Along with CouchDB/Couchbase, MongoDB was one of the top examples I had in mind when I wrote about document-oriented NoSQL. Invented by 10gen, MongoDB is an open source, no-schema DBMS, so it is suitable for very quick development cycles. Accordingly, there are a lot of MongoDB users who build small things quickly. But MongoDB has heftier uses as well, and naturally I’m focused more on those.
MongoDB’s data model is based on BSON, which seems to be JSON-on-steroids. In particular:
- You just bang things into single BSON objects managed by MongoDB; there is nothing like a foreign key to relate objects. However …
- … there are fields, datatypes, and so on within MongoDB BSON objects. The fields are indexed.
- There’s a multi-value/nested-data-structure flavor to MongoDB; for example, a BSON object might store multiple addresses in an array.
- You can’t do joins in MongoDB. Instead, you are encouraged to put what might be related records in a relational database into a single MongoDB object. If that doesn’t suffice, then use client-side logic to do the equivalent of joins. If that doesn’t suffice either, you’re not looking at a good MongoDB use case.
MongoDB has integrated MapReduce. Natural uses include:
- The usual kinds of transformations one might do via MapReduce.
- Aggregations one might otherwise do in SQL (e.g. GROUP BY kinds of things are an obvious MapReduce fit).
Improved aggregation/MapReduce performance is a roadmap item.
However, Dwight said MongoDB has excellent performance in simple real-time reporting, for example updating a counter 10,000 times per second. When I asked him why, reasons included:
- A memory-mapped data model.
- Deferred writes — a write might take a couple of seconds to actually persist.
- Optimism — you don’t have to wait for an acknowledgement if you write something to the database.
- “Upsert in place” – update in place without checking whether you’re doing a write or insert.

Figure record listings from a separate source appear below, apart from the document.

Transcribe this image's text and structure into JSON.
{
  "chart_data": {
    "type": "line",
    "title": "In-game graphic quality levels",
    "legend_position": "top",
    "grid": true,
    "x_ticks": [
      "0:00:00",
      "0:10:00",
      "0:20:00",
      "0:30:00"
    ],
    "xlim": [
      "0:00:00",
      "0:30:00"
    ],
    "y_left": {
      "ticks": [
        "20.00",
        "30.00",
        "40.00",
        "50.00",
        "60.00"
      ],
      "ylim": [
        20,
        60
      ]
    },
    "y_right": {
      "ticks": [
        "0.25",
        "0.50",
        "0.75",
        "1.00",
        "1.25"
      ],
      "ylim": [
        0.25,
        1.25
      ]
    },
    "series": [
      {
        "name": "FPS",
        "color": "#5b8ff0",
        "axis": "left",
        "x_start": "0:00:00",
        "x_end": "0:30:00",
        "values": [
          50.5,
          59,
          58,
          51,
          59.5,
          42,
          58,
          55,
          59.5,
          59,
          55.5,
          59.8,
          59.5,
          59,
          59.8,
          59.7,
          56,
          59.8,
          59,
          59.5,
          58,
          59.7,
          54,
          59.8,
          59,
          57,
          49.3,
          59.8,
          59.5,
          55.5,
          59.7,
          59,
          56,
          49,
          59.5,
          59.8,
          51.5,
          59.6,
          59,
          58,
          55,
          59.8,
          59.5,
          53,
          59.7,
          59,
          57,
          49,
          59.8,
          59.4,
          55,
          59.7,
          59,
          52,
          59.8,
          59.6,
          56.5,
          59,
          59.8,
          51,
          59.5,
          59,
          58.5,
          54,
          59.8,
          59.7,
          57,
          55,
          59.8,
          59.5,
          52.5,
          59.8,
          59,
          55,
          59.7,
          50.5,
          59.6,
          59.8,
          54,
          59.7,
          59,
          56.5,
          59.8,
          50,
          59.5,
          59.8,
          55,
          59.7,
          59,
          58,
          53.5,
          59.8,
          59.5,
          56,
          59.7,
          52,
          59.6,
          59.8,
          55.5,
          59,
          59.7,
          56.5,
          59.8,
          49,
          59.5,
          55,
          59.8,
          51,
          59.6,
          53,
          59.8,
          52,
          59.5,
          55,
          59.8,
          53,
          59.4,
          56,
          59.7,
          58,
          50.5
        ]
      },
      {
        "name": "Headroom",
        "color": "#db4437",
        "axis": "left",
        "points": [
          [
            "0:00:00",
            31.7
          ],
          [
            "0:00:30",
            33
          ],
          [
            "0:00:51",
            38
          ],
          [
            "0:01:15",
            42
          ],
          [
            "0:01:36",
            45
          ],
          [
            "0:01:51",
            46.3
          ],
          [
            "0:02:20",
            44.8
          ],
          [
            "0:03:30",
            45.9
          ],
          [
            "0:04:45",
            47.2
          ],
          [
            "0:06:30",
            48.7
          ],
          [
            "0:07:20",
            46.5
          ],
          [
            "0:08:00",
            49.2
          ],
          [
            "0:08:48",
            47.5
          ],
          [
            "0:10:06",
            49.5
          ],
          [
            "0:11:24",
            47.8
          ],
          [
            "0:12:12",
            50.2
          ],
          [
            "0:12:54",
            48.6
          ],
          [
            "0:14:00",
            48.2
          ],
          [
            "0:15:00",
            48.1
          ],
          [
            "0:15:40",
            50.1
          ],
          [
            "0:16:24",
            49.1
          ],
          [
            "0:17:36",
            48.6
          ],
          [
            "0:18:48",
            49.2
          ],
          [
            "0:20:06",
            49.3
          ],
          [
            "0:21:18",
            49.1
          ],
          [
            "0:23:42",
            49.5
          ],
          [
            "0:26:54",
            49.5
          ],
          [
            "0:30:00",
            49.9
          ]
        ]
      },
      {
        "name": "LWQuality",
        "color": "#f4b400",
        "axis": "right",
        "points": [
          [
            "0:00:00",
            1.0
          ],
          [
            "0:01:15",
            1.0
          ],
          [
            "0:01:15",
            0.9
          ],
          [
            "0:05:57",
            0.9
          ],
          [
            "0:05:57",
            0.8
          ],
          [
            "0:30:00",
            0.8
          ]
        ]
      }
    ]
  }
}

- General lack of overhead.
Inspired in part by Schooner’s internal benchmarks, I’ve come to think that, apples-to-apples, even the simplest key-value store will have < 3X single-node performance advantage over well-implemented MySQL. (Read, write, or blended.) The 10gen guys don’t dispute that. However, they point out that a single MongoDB request can process the equivalent of many relational rows, opening the possibility of much greater performance gains than that. In particular, there seem to be some Drupal implementations enjoying huge MongoDB-based speed-ups.
On a heavy-duty server (8-12 cores, 16-64 gigs of RAM), MongoDB can apparently do 20-30,000 writes or 100,000 reads per second. Improved concurrency and mixed read/write performance is coming, although obviously 10gen would think that MongoDB does pretty well in those areas already. The largest known MongoDB system does about 1 million reads/second. I would imagine that those figures require the database to fit into RAM, given:
- MongoDB’s memory-mapped architecture.
- This post mortem of the MongoDB Foursquare outage.
I’ve gotten conflicting signals as to whether there are any multi-hundred-node MongoDB deployments. But there are “lots” of 20-40 node ones, as well as lots under 10 nodes. Note that 1 million reads/second naively sounds as if it could be achieved on 10 MongoDB nodes — but I’d guess that’s not really the configuration.
MongoDB’s scale-out story starts with transparent sharding, although I think transparent sharding was a new feature in MongoDB 1.6 last summer. So far as I understand, what MongoDB sacrifices in the CAP Theorem is the P — partitions happen, and when they do you might not be able to write to the shard you want to. A MongoDB shard can have multiple nodes, in a master-slave set-up, and there’s some flexibility as to how intra-node consistency is handled.
MongoDB functionality futures include full-text search, and extensions to the general query language.